The runner operates in three layered stages: Layer 1 extracts AST facts and applies declarative structural rules for fast, continuous feedback. Layer 2 executes behavioral specs written in Z3Py and TLA+/Apalache to validate protocols, invariants, and state-machine properties at slice checkpoints. Layer 3 applies elegance heuristics to score complexity, consistency, and craft and produce line-level deductions before pre-commit. Hooks trigger the appropriate layers automatically: every edit (Layer 1), slice checkpoint (Layers 1+2), and pre-commit or manual verify (all layers).

When to use it

On every edit to get immediate structural feedback
Before merging or at slice checkpoints to validate behavior and protocols
Pre-commit or release checks to run full verification and elegance grading
When auditing ownership, boundary rules, or cross-language contracts
When code compiles but architectural intent must be enforced

Best practices

Bootstrap the target project with /verify --bootstrap to create .verifier/ and initial rules
Keep facts/ and reports/ gitignored; evolve rules instead of weakening them when architecture changes
Run /verify --grade to identify stylistic or craft debts separate from correctness
Prefer precise declarative rules and formal specs over ad-hoc grep rules for robust catches
Tailor agent vs human outputs: include fix suggestions for agents, diagnostics and counterexamples for humans

Example use cases

Prevent modules from crossing forbidden boundaries after a refactor
Validate state-machine invariants in concurrent coordination code with TLA+
Catch ownership or cross-language data-violation regressions between Rust and Swift
Automate pre-commit elegance grading to maintain consistent craftsmanship
Bootstrap a repo to discover architectural rules and interview the developer to resolve ambiguities

FAQ

What does /verify --bootstrap do?

It installs verifier dependencies, creates .verifier/, discovers initial rules from code and docs, interviews the user about ambiguities, and validates the rules against the current codebase.

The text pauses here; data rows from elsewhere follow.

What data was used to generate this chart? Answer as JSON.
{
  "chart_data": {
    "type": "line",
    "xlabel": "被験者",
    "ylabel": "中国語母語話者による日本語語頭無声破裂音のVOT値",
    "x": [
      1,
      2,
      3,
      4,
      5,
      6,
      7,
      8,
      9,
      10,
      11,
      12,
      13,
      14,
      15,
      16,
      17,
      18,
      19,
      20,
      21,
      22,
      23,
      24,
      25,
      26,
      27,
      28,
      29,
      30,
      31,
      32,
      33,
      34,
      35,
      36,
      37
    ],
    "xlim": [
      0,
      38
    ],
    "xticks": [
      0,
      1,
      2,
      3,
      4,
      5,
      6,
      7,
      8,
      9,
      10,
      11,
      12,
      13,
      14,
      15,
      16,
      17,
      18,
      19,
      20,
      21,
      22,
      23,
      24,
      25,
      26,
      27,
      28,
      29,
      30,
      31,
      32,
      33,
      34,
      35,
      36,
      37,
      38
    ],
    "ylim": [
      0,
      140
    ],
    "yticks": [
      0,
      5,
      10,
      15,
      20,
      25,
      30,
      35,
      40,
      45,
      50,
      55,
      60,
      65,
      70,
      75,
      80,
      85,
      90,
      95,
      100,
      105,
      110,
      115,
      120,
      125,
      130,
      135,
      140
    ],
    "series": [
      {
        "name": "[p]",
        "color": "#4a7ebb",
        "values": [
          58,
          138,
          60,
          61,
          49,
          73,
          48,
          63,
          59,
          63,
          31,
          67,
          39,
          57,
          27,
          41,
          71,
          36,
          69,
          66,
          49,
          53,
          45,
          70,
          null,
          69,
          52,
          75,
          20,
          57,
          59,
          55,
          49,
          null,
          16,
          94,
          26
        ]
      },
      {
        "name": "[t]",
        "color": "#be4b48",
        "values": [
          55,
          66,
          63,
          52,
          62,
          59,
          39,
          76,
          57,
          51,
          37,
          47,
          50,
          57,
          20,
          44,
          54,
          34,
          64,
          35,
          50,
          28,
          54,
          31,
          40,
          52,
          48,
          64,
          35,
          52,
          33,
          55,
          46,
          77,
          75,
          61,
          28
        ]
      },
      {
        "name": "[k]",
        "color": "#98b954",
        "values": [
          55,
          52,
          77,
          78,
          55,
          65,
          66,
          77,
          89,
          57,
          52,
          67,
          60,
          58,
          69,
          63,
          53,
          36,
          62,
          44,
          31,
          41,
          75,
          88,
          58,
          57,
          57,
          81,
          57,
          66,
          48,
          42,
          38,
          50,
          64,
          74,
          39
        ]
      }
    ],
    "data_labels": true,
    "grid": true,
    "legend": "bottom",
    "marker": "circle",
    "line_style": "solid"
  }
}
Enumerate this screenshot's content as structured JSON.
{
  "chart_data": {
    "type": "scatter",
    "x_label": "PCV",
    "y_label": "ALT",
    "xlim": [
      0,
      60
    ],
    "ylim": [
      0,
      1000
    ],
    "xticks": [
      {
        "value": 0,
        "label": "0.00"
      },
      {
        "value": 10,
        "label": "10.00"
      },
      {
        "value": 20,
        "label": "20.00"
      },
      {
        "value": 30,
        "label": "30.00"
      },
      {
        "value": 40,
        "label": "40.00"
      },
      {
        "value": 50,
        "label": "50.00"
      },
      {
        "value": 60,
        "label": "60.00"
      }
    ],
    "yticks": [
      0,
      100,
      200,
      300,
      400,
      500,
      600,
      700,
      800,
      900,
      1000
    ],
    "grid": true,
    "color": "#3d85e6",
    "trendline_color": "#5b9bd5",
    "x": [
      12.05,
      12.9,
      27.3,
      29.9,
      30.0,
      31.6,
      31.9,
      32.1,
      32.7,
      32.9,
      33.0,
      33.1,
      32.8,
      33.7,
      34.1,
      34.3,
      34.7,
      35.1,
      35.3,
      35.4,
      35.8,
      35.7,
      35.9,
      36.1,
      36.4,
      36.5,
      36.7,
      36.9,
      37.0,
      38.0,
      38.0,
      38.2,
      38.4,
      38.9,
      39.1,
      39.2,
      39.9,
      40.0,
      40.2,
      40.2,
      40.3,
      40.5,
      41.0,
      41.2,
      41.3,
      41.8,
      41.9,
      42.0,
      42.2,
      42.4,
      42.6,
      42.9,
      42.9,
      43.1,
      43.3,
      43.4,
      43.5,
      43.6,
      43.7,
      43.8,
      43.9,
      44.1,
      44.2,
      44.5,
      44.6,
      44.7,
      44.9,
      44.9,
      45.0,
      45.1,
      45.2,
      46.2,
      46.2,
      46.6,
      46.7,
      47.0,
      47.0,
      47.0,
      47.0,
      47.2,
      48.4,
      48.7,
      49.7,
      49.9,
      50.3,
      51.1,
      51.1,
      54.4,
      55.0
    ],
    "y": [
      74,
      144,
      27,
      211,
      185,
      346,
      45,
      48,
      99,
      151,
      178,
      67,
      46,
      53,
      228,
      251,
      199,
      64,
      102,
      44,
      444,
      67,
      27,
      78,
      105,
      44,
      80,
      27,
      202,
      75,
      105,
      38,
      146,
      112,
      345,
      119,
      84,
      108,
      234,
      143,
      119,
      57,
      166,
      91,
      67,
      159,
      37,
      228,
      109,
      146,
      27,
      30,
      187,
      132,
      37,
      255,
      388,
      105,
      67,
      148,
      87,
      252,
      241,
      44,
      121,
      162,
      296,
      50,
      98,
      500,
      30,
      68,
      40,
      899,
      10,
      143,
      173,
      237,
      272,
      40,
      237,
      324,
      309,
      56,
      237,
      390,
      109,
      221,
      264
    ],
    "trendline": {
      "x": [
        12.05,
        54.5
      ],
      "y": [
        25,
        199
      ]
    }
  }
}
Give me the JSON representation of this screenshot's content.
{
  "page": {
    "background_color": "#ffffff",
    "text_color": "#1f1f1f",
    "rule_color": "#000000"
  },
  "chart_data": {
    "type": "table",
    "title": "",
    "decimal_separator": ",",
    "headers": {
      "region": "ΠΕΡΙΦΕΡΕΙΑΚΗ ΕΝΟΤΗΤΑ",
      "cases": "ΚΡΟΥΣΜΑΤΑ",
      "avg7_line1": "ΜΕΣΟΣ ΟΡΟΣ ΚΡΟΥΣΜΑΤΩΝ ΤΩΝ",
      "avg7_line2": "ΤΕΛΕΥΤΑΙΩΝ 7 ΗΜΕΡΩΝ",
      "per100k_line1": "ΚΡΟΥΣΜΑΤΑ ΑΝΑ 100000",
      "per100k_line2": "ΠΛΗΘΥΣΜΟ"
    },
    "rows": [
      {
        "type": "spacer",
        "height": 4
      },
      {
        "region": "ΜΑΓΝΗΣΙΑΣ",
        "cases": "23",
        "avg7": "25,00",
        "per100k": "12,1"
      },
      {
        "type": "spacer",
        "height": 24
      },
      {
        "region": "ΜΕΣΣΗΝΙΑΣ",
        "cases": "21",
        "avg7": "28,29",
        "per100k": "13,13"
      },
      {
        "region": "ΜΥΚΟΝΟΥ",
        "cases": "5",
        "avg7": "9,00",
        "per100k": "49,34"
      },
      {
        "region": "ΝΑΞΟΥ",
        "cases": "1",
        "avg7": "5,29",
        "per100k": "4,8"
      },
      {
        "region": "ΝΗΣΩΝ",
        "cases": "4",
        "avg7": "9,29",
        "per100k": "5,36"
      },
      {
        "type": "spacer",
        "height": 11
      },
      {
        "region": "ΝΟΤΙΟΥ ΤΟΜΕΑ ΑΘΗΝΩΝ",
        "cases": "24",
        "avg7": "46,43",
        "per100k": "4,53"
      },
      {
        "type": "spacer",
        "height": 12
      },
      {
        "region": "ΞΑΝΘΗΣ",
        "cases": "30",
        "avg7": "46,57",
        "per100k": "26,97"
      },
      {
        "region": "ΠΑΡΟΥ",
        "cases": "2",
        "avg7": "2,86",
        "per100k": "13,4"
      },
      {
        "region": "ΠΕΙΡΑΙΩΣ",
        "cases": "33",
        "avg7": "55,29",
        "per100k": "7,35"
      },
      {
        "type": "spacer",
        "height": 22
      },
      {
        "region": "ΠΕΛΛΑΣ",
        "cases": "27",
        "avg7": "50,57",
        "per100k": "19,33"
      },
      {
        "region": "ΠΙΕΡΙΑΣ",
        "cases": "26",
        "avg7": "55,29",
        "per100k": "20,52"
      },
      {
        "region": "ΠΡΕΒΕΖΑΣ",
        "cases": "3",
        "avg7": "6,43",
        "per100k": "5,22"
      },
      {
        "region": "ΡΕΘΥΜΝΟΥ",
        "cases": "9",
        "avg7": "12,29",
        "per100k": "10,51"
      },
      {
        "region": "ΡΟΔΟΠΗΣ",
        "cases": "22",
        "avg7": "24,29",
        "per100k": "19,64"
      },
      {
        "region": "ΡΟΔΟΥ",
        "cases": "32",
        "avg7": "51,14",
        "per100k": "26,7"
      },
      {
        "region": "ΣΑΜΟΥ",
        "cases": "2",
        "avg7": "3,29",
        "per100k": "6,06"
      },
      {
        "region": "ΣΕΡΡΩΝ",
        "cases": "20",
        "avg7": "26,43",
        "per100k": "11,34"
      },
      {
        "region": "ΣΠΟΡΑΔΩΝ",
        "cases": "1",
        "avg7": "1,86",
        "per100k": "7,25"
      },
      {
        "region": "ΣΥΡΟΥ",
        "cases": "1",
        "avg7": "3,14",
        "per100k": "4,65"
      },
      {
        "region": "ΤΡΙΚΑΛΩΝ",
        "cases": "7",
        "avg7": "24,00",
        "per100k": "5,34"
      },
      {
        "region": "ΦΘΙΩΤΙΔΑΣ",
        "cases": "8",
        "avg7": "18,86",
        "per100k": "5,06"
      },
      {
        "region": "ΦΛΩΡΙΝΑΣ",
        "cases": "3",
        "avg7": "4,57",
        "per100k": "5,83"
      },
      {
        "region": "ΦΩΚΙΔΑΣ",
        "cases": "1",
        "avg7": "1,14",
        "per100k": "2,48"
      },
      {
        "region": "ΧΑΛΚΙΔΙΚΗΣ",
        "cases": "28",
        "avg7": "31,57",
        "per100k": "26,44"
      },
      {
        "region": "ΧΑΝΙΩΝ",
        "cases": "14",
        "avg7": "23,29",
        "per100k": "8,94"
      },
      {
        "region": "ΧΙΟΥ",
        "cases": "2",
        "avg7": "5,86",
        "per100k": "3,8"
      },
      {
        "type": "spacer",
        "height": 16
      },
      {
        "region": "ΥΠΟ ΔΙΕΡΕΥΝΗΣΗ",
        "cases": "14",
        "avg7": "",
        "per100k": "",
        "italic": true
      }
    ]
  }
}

When are each of the three layers run?

Layer 1 runs on every edit for fast structural checks. Layer 2 runs at slice checkpoints or targeted runs. Layer 3 runs on pre-commit or manual full verification. Manual /verify runs all layers.

How are violations reported?

Violations include counterexamples and diagnoses; agent-targeted reports add concrete fix suggestions. If an automated fix fails three times, the skill escalates with the rule, counterexample, attempted fixes, and remaining blockers.